The growth forecast issued by the Office for Budget Responsibility was 0.6% in March, for the current year. This has now been increased to 1.4%. Meanwhile, the percentage of debt to Gross Domestic Product has dropped from 7.5% in March, to 6.8%. This is down from 11% when the current Government came into power.
Spending cuts will continue and there is no intention to significantly increase public spending any time soon. There was, however, a positive announcement that all infant school children will be entitled to free school meals from September 2014.
But what about tax announcements? There were a few and, perhaps unsurprisingly, not all positive but many of them do not come into force for a number of years yet.
So let’s start with the positive news.

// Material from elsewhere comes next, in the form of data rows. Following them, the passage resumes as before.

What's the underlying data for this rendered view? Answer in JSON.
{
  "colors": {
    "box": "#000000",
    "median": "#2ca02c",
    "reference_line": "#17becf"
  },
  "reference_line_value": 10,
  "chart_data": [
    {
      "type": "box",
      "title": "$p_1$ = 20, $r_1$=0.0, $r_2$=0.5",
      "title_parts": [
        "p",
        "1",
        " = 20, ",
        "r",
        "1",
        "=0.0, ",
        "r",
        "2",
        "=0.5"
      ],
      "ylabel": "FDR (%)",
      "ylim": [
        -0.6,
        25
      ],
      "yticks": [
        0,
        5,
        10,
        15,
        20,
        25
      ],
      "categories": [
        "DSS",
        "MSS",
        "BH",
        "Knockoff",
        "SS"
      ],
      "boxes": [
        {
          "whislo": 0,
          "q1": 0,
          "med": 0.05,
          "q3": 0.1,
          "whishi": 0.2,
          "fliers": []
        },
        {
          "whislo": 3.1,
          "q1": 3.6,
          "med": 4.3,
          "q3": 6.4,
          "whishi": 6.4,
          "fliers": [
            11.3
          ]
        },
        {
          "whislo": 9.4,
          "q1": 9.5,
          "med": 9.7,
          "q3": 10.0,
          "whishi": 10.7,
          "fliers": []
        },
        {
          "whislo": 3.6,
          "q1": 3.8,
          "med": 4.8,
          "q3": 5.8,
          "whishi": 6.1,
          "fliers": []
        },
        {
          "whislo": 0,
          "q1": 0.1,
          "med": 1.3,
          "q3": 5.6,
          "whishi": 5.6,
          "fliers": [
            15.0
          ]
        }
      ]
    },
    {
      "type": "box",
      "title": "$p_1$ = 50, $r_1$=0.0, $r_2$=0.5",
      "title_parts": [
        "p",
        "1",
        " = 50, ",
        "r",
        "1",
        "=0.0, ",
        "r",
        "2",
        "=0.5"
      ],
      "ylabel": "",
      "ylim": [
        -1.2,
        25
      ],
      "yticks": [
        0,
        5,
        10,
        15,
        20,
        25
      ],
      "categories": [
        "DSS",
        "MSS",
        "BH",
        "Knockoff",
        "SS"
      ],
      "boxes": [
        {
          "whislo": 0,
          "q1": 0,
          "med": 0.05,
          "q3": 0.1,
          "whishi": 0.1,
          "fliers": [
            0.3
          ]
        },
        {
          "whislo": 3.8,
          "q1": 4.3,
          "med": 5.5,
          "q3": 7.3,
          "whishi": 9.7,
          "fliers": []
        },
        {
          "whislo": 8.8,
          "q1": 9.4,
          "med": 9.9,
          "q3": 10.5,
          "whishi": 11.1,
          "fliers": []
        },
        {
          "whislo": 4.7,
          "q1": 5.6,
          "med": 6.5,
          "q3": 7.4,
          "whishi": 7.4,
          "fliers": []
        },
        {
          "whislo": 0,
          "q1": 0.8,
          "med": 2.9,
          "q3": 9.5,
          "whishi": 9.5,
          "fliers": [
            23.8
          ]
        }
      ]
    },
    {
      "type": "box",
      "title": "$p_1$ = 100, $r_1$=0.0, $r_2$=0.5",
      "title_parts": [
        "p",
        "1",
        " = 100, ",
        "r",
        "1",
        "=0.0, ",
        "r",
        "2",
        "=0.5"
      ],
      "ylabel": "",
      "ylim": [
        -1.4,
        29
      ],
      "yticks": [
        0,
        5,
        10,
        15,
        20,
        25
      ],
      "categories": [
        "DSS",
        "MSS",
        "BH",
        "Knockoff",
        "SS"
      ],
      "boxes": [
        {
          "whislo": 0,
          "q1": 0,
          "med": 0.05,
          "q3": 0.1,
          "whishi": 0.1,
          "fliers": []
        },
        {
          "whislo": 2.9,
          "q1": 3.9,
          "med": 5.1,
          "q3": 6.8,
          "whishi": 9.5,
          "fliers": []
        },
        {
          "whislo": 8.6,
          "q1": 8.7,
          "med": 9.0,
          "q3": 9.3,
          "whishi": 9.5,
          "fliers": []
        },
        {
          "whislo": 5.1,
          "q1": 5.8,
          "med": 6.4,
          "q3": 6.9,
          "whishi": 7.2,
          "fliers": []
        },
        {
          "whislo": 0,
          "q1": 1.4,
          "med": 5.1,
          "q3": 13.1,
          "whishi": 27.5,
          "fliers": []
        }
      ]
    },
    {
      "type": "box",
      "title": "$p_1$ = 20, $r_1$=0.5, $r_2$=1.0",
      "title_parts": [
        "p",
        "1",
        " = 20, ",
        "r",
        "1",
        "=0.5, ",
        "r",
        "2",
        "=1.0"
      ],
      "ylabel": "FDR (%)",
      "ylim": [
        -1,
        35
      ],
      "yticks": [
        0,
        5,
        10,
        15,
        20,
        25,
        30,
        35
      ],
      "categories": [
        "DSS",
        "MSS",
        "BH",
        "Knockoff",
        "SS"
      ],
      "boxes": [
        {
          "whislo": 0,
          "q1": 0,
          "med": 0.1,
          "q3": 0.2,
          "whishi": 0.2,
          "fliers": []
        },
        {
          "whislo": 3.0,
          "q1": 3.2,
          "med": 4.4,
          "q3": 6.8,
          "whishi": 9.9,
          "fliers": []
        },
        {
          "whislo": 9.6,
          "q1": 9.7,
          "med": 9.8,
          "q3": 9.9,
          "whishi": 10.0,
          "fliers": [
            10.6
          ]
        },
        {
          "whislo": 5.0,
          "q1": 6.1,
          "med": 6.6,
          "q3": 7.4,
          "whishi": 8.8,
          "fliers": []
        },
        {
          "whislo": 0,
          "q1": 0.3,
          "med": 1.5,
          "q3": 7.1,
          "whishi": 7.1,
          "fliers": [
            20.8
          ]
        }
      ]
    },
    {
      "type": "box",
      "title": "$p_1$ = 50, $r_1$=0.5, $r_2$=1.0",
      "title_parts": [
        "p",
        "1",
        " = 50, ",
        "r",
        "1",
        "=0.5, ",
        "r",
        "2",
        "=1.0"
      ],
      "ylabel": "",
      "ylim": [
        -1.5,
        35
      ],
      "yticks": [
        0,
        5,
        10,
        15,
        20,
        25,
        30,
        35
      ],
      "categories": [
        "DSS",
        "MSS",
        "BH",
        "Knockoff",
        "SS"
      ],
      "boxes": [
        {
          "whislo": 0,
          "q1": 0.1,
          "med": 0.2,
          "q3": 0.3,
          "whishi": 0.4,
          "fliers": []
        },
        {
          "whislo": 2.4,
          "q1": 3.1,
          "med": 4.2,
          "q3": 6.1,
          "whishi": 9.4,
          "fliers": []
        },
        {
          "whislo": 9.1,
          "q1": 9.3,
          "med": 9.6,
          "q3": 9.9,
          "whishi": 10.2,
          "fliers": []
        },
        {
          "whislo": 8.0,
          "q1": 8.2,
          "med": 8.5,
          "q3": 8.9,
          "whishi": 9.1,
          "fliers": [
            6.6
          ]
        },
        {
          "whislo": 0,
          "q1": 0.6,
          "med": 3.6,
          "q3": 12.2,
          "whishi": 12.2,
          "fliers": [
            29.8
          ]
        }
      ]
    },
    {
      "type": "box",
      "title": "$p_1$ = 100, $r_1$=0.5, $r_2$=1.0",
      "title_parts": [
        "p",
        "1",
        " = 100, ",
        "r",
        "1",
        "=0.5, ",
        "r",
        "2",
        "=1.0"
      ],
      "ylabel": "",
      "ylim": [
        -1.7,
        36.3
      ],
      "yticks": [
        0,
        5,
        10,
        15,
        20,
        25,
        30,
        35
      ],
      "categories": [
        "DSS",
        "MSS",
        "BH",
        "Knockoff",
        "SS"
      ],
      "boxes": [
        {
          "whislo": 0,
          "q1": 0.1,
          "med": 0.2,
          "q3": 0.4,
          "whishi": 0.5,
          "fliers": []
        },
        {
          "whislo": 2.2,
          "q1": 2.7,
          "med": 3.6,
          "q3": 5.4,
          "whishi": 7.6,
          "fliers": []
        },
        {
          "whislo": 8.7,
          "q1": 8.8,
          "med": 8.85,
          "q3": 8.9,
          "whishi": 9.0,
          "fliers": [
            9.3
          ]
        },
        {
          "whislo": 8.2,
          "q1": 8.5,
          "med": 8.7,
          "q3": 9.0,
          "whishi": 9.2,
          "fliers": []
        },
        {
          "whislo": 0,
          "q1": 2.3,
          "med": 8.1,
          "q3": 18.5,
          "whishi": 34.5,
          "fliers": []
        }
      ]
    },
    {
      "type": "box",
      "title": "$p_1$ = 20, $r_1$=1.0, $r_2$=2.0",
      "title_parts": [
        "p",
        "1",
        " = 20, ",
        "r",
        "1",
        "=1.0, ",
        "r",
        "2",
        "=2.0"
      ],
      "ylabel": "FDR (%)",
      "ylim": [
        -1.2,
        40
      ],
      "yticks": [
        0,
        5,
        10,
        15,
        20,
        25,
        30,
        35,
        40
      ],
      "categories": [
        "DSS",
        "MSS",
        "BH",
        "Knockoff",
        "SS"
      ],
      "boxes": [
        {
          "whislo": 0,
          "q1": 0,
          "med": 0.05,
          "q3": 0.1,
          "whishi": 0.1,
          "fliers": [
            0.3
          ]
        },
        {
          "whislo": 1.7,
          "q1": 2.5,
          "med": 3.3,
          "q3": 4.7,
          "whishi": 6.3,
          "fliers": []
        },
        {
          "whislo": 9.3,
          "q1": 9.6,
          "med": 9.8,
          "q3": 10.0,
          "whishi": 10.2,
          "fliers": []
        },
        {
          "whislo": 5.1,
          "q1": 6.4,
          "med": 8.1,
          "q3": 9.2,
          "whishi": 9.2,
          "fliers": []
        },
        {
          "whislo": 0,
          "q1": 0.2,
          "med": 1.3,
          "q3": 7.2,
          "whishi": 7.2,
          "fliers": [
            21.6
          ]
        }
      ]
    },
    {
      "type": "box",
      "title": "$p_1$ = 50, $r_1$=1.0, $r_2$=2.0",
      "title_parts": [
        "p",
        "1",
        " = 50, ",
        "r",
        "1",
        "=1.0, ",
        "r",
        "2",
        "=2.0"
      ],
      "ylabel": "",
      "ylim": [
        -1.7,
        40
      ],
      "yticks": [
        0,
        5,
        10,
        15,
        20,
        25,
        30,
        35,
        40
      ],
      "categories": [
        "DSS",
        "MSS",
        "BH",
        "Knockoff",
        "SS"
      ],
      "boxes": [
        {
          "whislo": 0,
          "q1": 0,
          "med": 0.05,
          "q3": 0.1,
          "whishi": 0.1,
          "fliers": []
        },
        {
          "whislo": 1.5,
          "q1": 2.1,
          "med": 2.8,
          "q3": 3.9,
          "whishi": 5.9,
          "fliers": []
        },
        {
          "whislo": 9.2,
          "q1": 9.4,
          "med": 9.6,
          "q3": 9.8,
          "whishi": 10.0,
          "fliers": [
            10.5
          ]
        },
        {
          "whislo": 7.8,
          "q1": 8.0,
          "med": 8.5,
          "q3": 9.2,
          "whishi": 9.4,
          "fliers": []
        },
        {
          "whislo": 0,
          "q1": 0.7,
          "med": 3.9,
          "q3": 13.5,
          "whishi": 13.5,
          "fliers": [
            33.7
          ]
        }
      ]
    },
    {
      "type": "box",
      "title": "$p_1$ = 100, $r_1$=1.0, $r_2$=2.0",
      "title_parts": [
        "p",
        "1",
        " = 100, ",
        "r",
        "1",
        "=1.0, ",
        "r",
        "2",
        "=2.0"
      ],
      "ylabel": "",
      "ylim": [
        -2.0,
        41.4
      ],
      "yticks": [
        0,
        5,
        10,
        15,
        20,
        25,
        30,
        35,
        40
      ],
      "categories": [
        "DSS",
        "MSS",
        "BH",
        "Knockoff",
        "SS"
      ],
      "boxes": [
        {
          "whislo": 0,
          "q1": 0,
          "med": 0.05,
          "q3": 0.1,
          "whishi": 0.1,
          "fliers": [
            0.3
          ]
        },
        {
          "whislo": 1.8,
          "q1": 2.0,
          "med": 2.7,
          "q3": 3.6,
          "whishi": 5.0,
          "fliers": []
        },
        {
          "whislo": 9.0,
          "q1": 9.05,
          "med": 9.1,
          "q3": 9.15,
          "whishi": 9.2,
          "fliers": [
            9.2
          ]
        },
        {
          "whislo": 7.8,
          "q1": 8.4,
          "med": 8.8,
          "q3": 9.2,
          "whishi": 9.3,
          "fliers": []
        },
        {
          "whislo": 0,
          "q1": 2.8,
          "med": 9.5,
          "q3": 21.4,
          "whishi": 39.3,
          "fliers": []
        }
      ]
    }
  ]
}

For small businesses, the business rates relief, which was due to end in April 2014, has been extended by one year. Also any rate increases from April 2015 will be capped at 2% per annum. Further help for all business comes in the form of an exemption from April 2015 for employer national insurance contributions on all employees under the age of 21 who are earning less than £813 a week.

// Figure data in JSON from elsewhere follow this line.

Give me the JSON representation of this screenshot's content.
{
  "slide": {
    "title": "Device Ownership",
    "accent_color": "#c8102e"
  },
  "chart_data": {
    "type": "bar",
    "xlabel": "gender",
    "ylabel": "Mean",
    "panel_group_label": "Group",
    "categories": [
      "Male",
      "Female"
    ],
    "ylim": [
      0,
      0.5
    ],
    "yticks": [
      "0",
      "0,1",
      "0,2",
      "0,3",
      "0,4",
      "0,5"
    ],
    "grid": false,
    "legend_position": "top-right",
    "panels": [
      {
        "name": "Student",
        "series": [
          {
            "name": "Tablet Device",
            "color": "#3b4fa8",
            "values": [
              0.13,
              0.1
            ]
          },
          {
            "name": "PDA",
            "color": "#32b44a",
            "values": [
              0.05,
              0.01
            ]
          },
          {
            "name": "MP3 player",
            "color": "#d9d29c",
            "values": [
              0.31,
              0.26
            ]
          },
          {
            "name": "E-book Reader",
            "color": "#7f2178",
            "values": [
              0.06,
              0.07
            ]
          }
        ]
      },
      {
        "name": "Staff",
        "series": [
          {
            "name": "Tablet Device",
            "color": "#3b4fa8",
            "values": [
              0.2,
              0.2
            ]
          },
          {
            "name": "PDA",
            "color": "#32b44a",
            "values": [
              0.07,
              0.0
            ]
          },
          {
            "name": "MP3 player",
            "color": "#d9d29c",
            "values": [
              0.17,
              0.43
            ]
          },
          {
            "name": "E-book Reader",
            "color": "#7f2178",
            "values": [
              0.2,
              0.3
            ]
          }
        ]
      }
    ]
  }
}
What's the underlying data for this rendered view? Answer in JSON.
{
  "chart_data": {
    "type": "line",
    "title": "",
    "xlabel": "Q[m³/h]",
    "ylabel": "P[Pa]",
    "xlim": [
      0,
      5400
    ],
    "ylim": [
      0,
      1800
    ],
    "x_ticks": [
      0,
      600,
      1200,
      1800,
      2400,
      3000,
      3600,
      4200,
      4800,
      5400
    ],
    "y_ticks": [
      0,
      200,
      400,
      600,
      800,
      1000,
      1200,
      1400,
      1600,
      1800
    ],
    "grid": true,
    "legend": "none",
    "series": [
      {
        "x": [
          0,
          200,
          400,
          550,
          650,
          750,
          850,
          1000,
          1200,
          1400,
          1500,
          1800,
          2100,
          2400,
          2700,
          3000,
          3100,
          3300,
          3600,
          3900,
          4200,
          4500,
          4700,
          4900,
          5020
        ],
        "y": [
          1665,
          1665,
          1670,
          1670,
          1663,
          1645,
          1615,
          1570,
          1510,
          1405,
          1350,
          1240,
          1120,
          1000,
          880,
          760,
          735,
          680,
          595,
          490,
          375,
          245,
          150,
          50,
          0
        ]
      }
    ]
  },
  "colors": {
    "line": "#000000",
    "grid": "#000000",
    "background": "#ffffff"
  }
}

For individuals, the personal allowance was confirmed as rising to £10,000 in April 2014. In addition a new, transferrable, married couples allowance of £1,000, will be introduced for basic rate taxpayers in April 2015. This will automatically rise in line with any personal allowance increases.
Fuel duty is to be frozen next year, meaning that the price of a litre of fuel will be 20p cheaper than if the previous Government’s fuel escalator had continued to apply.
As has become a regular announcement, more anti avoidance legislation is to be introduced. This will target individuals using companies to avoid an employer/employee relationship being created as well as insist that up front tax payments be made where a particular avoidance scheme has failed in the courts. The detail will need to be reviewed as to how, in particular the former of these two measures, is going to impact on individuals and businesses alike.
The biggest hits on the taxpayer came in respect of capital gains tax. Firstly, as was expected, non residents will be required to pay capital gains tax on any property held by them in the UK. This will apply from April 2015. There was more of a shock in respect of private residence exemption, which has remained untouched for years. Under current legislation, if the property has been your private residence at some point, the last three years of ownership is automatically exempt, regardless of whether it was your private residence at the time of sale. This is to be halved to 18 months from April 2014 and is expected to raise an additional £360m for the Government’s coffers by April 2019.
With just 18 months before the next election, the Chancellor must be quite happy with the message he’s been able to deliver although, as he pointed out, we’ve still got quite a way to go. Hopefully the recovery will continue and George Osborne will be able to dust off his Santa suit next spring to give everyone some Budget gifts.